Von der Liebe erzählte Günther den Journalisten nicht. Von der Liebe kann nun wirklich allein die Musik berichten. Und so bat er eines Tages die Tänzerin Anita an das Klavier und spielte ihr einen stürmischen Walzer vor, den er ihr komponiert hatte. Sie planten, dass sie das Stück tanzen solle, die öffentliche Zelebrierung ihrer Verschmelzung, eine Art Hochzeit. Es kam nicht dazu. „Aber in meinem Kopf“, sagt Anita, „in meinem Kopf habe ich den Walzer wohl tausend Mal getanzt.“

Das Paar beschloss, nach Berlin zu gehen. Während Anita sich bald um den gemeinsamen Sohn kümmerte, spielte Günther in verschiedenen Tanzorchestern und begann nebenher als Arrangeur zu arbeiten. Die Meisel-Verlage, berühmte Kapellmeister, Orchester und Produzenten baten ihn um seine Hilfe. Günther verstand es, Kompositionen unterschiedlichsten Stils so elegant umzuschreiben, dass selbst mäßige Orchester mit ihnen auftrumpfen konnten. Vielleicht war dies sein größtes Talent: andere zum Leuchten zu bringen, damit durch sie das Wesentliche strahlen konnte, die Musik.

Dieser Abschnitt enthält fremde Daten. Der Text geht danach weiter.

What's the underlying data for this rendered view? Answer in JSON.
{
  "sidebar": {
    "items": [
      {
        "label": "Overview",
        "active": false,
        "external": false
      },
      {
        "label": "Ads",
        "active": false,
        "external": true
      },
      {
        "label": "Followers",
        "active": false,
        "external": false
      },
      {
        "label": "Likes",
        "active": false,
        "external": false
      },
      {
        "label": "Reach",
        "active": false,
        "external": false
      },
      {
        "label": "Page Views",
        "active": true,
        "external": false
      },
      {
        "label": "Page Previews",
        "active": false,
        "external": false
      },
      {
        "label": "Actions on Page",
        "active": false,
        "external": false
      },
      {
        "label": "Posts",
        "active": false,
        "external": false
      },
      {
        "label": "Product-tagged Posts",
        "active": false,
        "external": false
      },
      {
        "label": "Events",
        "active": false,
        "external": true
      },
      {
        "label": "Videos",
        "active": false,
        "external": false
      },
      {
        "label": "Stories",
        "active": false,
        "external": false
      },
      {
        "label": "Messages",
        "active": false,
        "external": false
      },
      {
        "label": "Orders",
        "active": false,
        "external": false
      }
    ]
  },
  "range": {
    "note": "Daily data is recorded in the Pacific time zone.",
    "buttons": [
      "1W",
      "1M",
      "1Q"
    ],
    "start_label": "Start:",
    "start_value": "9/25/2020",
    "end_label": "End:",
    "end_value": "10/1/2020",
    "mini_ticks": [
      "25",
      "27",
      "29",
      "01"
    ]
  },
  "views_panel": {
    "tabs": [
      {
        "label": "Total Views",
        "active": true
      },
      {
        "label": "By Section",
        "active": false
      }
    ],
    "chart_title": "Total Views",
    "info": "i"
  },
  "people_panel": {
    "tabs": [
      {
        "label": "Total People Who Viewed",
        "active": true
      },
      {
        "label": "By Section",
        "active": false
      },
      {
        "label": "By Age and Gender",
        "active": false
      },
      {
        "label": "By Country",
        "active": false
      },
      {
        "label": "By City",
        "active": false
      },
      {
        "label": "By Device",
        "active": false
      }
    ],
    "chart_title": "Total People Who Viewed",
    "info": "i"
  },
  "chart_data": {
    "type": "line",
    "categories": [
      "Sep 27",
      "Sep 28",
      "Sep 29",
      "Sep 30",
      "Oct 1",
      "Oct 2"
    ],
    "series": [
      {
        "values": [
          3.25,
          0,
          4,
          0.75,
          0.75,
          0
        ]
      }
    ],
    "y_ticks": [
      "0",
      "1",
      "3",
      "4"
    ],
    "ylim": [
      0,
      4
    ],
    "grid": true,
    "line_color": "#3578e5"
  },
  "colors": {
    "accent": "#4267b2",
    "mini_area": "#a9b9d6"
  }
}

Urlaub, Kleidung, Feste, das waren Nebensächlichkeiten, mit denen er sich nur ungern beschäftigte. Selbst wenn Krankenhausaufenthalte nötig waren, trug er seine Partituren bei sich. Er brauchte die Musik, und die Musik brauchte ihn. Günther Gürsch schrieb an die 100 Arrangements im Jahr, darunter für die Komische Oper, Max Raabes Palastorchester, die Brass Band Berlin und das Capital Dance Orchestra, er spielte für das Rias-, das SFB- und andere Orchester, saß in den Aufnahmestudios zahlreicher Schallplatten- und Filmfirmen.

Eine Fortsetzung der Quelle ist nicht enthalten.